I'd like to read up on this, but none of my standard books on differential geometry cover the cross product. I understand that the cross product is a (1, 2) tensor, so it should follow the product rule associated with tensors, but I'm not sure if that results in the product rule above. Could any differential geometers please give me a reference? Thanks!
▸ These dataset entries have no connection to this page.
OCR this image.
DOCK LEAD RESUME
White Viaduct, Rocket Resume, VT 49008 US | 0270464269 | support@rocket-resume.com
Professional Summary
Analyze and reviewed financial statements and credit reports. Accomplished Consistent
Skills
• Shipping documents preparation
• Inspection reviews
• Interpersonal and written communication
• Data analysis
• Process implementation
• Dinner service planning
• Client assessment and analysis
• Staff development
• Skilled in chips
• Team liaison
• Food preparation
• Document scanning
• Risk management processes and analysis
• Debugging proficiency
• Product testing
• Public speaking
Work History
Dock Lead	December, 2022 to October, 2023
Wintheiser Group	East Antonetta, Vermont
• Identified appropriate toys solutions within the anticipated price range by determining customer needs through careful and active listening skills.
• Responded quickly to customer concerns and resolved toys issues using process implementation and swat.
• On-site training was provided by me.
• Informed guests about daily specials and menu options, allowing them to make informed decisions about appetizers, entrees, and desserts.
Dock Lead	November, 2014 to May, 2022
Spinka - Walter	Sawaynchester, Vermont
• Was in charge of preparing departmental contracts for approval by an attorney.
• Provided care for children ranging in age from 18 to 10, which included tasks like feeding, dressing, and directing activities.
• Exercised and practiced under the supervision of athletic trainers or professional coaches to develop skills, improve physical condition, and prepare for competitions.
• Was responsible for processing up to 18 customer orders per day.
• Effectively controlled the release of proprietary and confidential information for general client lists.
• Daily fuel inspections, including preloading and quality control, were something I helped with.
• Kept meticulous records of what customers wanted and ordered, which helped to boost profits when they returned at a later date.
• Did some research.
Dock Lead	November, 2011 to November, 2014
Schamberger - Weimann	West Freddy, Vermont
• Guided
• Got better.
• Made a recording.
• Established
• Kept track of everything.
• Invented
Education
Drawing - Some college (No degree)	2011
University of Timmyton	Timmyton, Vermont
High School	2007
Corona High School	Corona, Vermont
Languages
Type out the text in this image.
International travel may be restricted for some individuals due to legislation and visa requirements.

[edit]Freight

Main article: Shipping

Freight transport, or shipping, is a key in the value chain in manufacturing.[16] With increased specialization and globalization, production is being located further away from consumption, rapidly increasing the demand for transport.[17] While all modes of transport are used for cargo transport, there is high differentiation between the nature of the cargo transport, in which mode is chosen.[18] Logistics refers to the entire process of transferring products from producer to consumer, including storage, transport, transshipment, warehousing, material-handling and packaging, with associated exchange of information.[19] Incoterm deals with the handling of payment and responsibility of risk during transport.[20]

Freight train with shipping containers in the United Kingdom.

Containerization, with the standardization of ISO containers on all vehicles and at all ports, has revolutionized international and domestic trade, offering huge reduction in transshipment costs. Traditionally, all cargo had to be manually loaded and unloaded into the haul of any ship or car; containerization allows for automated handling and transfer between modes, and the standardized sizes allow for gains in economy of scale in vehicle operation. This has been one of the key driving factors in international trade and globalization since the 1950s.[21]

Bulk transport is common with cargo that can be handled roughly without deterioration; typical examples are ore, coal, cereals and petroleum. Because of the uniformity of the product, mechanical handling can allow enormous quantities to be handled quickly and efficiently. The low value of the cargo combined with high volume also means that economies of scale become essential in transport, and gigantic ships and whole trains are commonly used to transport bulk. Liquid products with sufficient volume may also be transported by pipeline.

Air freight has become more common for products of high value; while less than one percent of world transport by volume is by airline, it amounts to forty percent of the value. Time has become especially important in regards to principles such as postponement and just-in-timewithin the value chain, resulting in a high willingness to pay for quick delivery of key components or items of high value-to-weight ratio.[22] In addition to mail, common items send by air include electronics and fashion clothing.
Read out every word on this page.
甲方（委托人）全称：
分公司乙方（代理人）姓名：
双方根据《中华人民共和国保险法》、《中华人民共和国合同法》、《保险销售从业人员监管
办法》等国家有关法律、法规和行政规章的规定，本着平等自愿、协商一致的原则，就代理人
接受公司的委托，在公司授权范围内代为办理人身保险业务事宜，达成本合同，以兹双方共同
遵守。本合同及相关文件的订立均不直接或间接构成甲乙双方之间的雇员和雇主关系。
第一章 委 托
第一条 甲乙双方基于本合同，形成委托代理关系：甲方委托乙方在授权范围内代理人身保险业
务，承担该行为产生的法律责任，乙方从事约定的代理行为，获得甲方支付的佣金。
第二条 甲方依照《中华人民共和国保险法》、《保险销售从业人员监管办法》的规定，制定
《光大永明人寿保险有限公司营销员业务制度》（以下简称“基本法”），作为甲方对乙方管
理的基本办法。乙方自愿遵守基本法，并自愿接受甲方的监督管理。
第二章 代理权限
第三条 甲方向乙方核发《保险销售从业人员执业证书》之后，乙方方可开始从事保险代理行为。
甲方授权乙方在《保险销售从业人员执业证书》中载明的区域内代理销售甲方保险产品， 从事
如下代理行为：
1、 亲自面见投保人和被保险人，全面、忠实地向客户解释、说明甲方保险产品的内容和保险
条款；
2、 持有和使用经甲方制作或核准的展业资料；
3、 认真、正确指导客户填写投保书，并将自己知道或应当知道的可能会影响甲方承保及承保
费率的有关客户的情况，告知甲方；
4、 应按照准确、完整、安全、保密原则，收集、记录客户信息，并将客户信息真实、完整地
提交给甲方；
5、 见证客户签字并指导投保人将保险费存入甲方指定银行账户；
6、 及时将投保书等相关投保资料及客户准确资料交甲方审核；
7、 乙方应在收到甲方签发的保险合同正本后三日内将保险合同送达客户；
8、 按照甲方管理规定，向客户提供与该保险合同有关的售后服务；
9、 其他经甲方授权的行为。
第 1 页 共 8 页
• The output of the covariant derivative always lies in the tangent plane only if you take the covariant derivative of the tangential fields w.r.t. to a tangential field. In your case you differentiate something ambient. In fact, $A \times B$ will be normal to the surface. – Yuri Vyatkin Mar 21 '12 at 22:22

One of the quick ways to see that is to recall that the cross product can be equivalently defined by $$A \times B := (A^{\flat} \wedge B^{\flat})^{\sharp}$$
Assuming that the covariant derivative works as expected we may write the following lines \begin{align} \nabla_{v}(A \times B) &= (\nabla_{v}A^{\flat} \wedge B^{\flat} + A^{\flat} \wedge \nabla_{v}B^{\flat})^{\sharp} \\ &= (\nabla_{v}A^{\flat} \wedge B^{\flat})^{\sharp} + A^{\flat} \wedge \nabla_{v}B^{\flat})^{\sharp} \\ &= \nabla_{v}A \times B + A \times \nabla_{v}B \end{align}
If we look at this calculation more carefully we will observe that there are different covariant derivatives that are involved there! The normal connection acts on the normal fileds such as $A \times B$ here, while the "intrinsic" covariant derivative acts on the tangential fields $A$ and $B$.
We should have adorned our $\nabla$-s with some marks to distinguish them with regards to the bundle they act on, but this is quite customary in differential geometry to use the same $\nabla$ for all bundles involved in calculations provided the reader knows where the sections are taken from.